Le commerce mondial de la faune, tant légal qu’illégal, accélère les voies de transfert des agents pathogènes des animaux vers les humains, soulevant d’importantes préoccupations en matière de santé publique. Une équipe de recherche interdisciplinaire a récemment analysé d’importants dossiers commerciaux pour comprendre comment l’augmentation du volume et de la diversité du commerce de la faune contribue à l’émergence de nouvelles maladies. Leurs résultats soulignent les interactions complexes entre les personnes, la faune et le bétail qui facilitent la transmission de virus, de bactéries, de champignons et de parasites à travers les barrières entre espèces.
Les pandémies telles que la COVID-19 ont mis en évidence les conséquences dévastatrices des transmissions zoonotiques, où les agents pathogènes passent des hôtes animaux aux humains. Les marchés de la faune, les installations d’élevage et les centres de commerce internationaux créent des environnements où le contact étroit entre les humains et une variété d’animaux sauvages est courant. Cette proximité offre de nombreuses occasions aux agents pathogènes de s’adapter et d’infecter de nouveaux hôtes, y compris les humains, le bétail et d’autres animaux sauvages.
L’étude a évalué les routes commerciales mondiales de la faune et les espèces impliquées, révélant que l’échelle et la diversité des animaux échangés se sont considérablement élargies au cours des dernières décennies. Cette expansion augmente non seulement la probabilité d’événements de transmission, mais complique également les efforts de surveillance et de réglementation du commerce. Le commerce illégal de la faune, souvent caché de la surveillance officielle, pose un risque particulièrement élevé en raison de sa nature non réglementée et de l’implication d’espèces à haut risque.

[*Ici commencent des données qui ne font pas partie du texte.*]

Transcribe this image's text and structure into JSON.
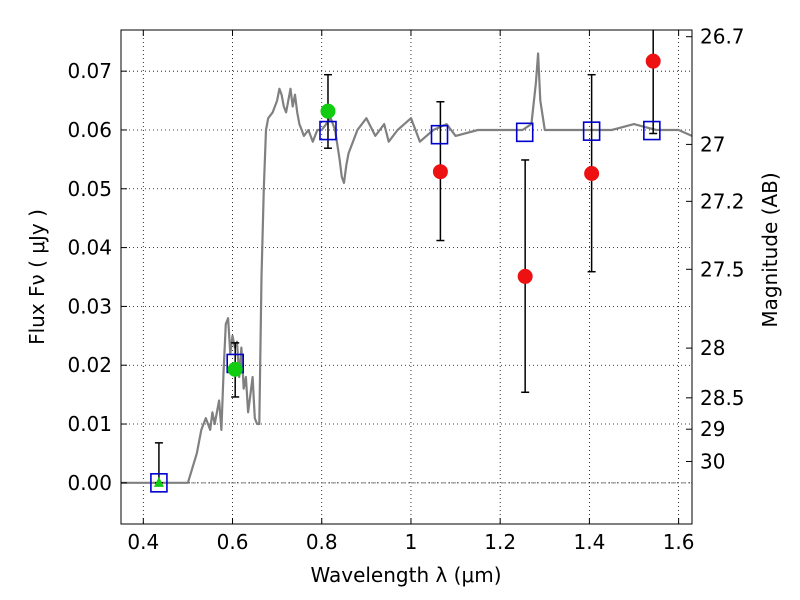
{
  "chart_data": {
    "type": "scatter",
    "xlabel": "Wavelength  λ (μm)",
    "ylabel": "Flux  Fν  ( μJy )",
    "y2label": "Magnitude (AB)",
    "xlim": [
      0.35,
      1.63
    ],
    "ylim": [
      -0.007,
      0.077
    ],
    "grid": true,
    "x_ticks": [
      {
        "value": 0.4,
        "label": "0.4"
      },
      {
        "value": 0.6,
        "label": "0.6"
      },
      {
        "value": 0.8,
        "label": "0.8"
      },
      {
        "value": 1.0,
        "label": "1"
      },
      {
        "value": 1.2,
        "label": "1.2"
      },
      {
        "value": 1.4,
        "label": "1.4"
      },
      {
        "value": 1.6,
        "label": "1.6"
      }
    ],
    "y_ticks": [
      {
        "value": 0.0,
        "label": "0.00"
      },
      {
        "value": 0.01,
        "label": "0.01"
      },
      {
        "value": 0.02,
        "label": "0.02"
      },
      {
        "value": 0.03,
        "label": "0.03"
      },
      {
        "value": 0.04,
        "label": "0.04"
      },
      {
        "value": 0.05,
        "label": "0.05"
      },
      {
        "value": 0.06,
        "label": "0.06"
      },
      {
        "value": 0.07,
        "label": "0.07"
      }
    ],
    "mag_ticks": [
      {
        "mag": 26.7,
        "label": "26.7"
      },
      {
        "mag": 27,
        "label": "27"
      },
      {
        "mag": 27.2,
        "label": "27.2"
      },
      {
        "mag": 27.5,
        "label": "27.5"
      },
      {
        "mag": 28,
        "label": "28"
      },
      {
        "mag": 28.5,
        "label": "28.5"
      },
      {
        "mag": 29,
        "label": "29"
      },
      {
        "mag": 30,
        "label": "30"
      }
    ],
    "model_spectrum": {
      "color": "#808080",
      "x": [
        0.35,
        0.42,
        0.5,
        0.52,
        0.53,
        0.54,
        0.55,
        0.555,
        0.56,
        0.57,
        0.575,
        0.58,
        0.585,
        0.59,
        0.595,
        0.6,
        0.605,
        0.61,
        0.615,
        0.62,
        0.625,
        0.63,
        0.635,
        0.64,
        0.645,
        0.65,
        0.655,
        0.66,
        0.665,
        0.67,
        0.675,
        0.68,
        0.69,
        0.7,
        0.705,
        0.71,
        0.715,
        0.72,
        0.725,
        0.73,
        0.735,
        0.74,
        0.745,
        0.75,
        0.755,
        0.76,
        0.77,
        0.78,
        0.79,
        0.8,
        0.81,
        0.82,
        0.83,
        0.84,
        0.845,
        0.85,
        0.855,
        0.86,
        0.865,
        0.87,
        0.88,
        0.9,
        0.92,
        0.94,
        0.95,
        0.97,
        1.0,
        1.02,
        1.05,
        1.08,
        1.1,
        1.15,
        1.2,
        1.25,
        1.27,
        1.28,
        1.285,
        1.29,
        1.3,
        1.35,
        1.4,
        1.45,
        1.5,
        1.55,
        1.6,
        1.63
      ],
      "y": [
        0.0,
        0.0,
        0.0,
        0.005,
        0.009,
        0.011,
        0.009,
        0.012,
        0.01,
        0.014,
        0.009,
        0.019,
        0.027,
        0.028,
        0.022,
        0.025,
        0.023,
        0.024,
        0.018,
        0.023,
        0.016,
        0.018,
        0.012,
        0.015,
        0.018,
        0.011,
        0.01,
        0.01,
        0.035,
        0.05,
        0.06,
        0.062,
        0.063,
        0.065,
        0.067,
        0.066,
        0.064,
        0.063,
        0.065,
        0.067,
        0.064,
        0.066,
        0.063,
        0.061,
        0.06,
        0.059,
        0.06,
        0.058,
        0.06,
        0.06,
        0.061,
        0.062,
        0.06,
        0.055,
        0.052,
        0.051,
        0.054,
        0.056,
        0.057,
        0.058,
        0.06,
        0.062,
        0.059,
        0.061,
        0.058,
        0.06,
        0.062,
        0.058,
        0.06,
        0.061,
        0.059,
        0.06,
        0.06,
        0.06,
        0.061,
        0.068,
        0.073,
        0.065,
        0.06,
        0.06,
        0.06,
        0.06,
        0.061,
        0.06,
        0.06,
        0.059
      ]
    },
    "series": [
      {
        "marker": "square-open",
        "color": "#0000cc",
        "points": [
          {
            "x": 0.435,
            "y": 0.0
          },
          {
            "x": 0.606,
            "y": 0.0203
          },
          {
            "x": 0.814,
            "y": 0.0599
          },
          {
            "x": 1.064,
            "y": 0.0592
          },
          {
            "x": 1.255,
            "y": 0.0596
          },
          {
            "x": 1.405,
            "y": 0.0598
          },
          {
            "x": 1.54,
            "y": 0.0599
          }
        ]
      },
      {
        "marker": "circle",
        "color": "#11cc11",
        "points": [
          {
            "x": 0.606,
            "y": 0.0193
          },
          {
            "x": 0.814,
            "y": 0.0632
          }
        ]
      },
      {
        "marker": "triangle",
        "color": "#11cc11",
        "points": [
          {
            "x": 0.435,
            "y": 0.0
          }
        ]
      },
      {
        "marker": "circle",
        "color": "#ee1111",
        "points": [
          {
            "x": 1.066,
            "y": 0.0529
          },
          {
            "x": 1.256,
            "y": 0.0351
          },
          {
            "x": 1.405,
            "y": 0.0526
          },
          {
            "x": 1.543,
            "y": 0.0717
          }
        ]
      }
    ],
    "error_bars": [
      {
        "x": 0.435,
        "low": 0.0,
        "high": 0.0068
      },
      {
        "x": 0.606,
        "low": 0.0146,
        "high": 0.0238
      },
      {
        "x": 0.814,
        "low": 0.0569,
        "high": 0.0694
      },
      {
        "x": 1.066,
        "low": 0.0412,
        "high": 0.0648
      },
      {
        "x": 1.256,
        "low": 0.0154,
        "high": 0.0549
      },
      {
        "x": 1.405,
        "low": 0.0359,
        "high": 0.0694
      },
      {
        "x": 1.543,
        "low": 0.0594,
        "high": 0.0772
      }
    ],
    "zero_line": {
      "y": 0.0,
      "color": "#808080"
    }
  }
}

Les experts soulignent que l’atténuation des risques de maladies zoonotiques nécessite une approche multifacette. Renforcer les réglementations et l’application des lois concernant le commerce de la faune, améliorer les systèmes de surveillance et promouvoir des moyens de subsistance durables qui réduisent la dépendance aux marchés de la faune sont essentiels. De plus, intégrer les perspectives de santé publique avec les politiques de conservation et économiques s’aligne sur le cadre One Health, reconnaissant la santé interconnectée des personnes, des animaux et des écosystèmes.
Faire face aux défis posés par le commerce de la faune est essentiel pour atteindre plusieurs Objectifs de Développement Durable (ODD) des Nations Unies, y compris la Bonne santé et le bien-être (ODD 3), la Vie terrestre (ODD 15) et les Partenariats pour les objectifs (ODD 17). Une coopération mondiale renforcée et le partage de données seront essentiels pour prévenir de futures pandémies et protéger à la fois la biodiversité et la santé humaine.